Rare mass `terror` trial opens in the UAE
A rare mass trial of 41 radical Islamists accused of seeking to overthrow the government and links with "terrorists" opened on Monday in the United Arab Emirates, official media reported.
Abu Dhabi: A rare mass trial of 41 radical Islamists accused of seeking to overthrow the government and links with "terrorists" opened on Monday in the United Arab Emirates, official media reported.
WAM news agency said the hearing at the state security court in Abu Dhabi was devoted to procedural measures, including the appointment of lawyers.
The judge then adjourned the trial to September 28.
Earlier this month, the prosecutor general accused the defendants, who include both Emiratis and foreigners, of plotting attacks aimed at trying to "seize power and establish a caliphate".
He also accused them of creating a group "with a terrorist, takfiri (Sunni Muslim extremist) ideology".
Takfiris regard Muslims who do not follow their extreme interpretation of Islam as apostates who can be killed.
The Islamic State group, which has set up a "caliphate" on territory it has captured in Syria and Iraq, follows the takfiri ideology, as does al Qaeda.
It was not immediately clear if the 41 suspects were accused of links to either group.
However, the prosecutor has said they were in touch with "foreign terrorist organisations... to help them achieve their goal".
The defendants could face the death penalty if found guilty.
They are also accused of setting up cells to train members in handling weapons and explosives in preparation for attacks in the UAE.
Authorities reported their arrest on August 2 and prosecutors immediately levelled the accusations against them and said they would face trial.

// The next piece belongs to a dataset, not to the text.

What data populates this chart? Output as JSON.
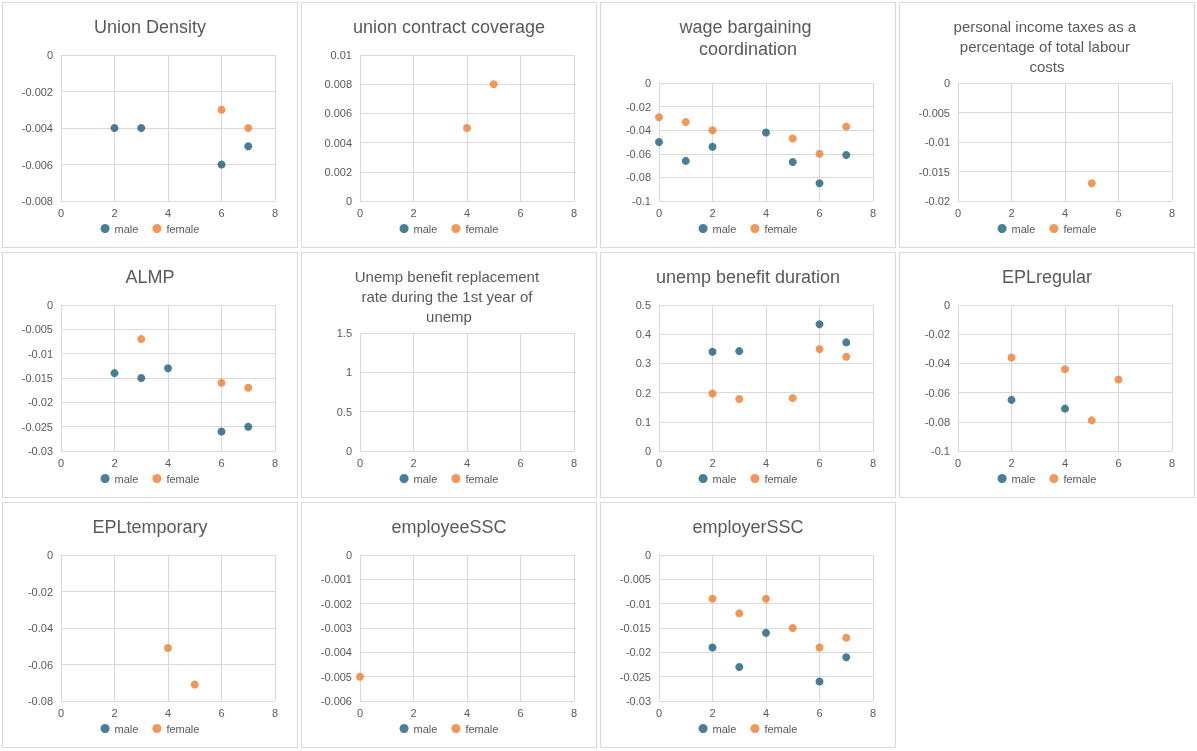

Such mass trials on terrorism charges are rare in the UAE which has largely been spared the Islamic militancy that has hit other Arab states.
The UAE is part of a US-led coalition that has been carrying out air strikes against IS in Syria since September last year.
The wealthy Gulf state has upped security measures in the aftermath of the 2011 Arab Spring uprisings.
In July, it adopted tougher anti-terror legislation and introduced the death penalty for crimes linked to religious hatred and "takfiri groups".
These measures were taken a week after an Emirati woman convicted of the jihadist-inspired murder of a US schoolteacher was put to death by firing squad in a rare execution approved by President Sheikh Khalifa bin Zayed al-Nahyan.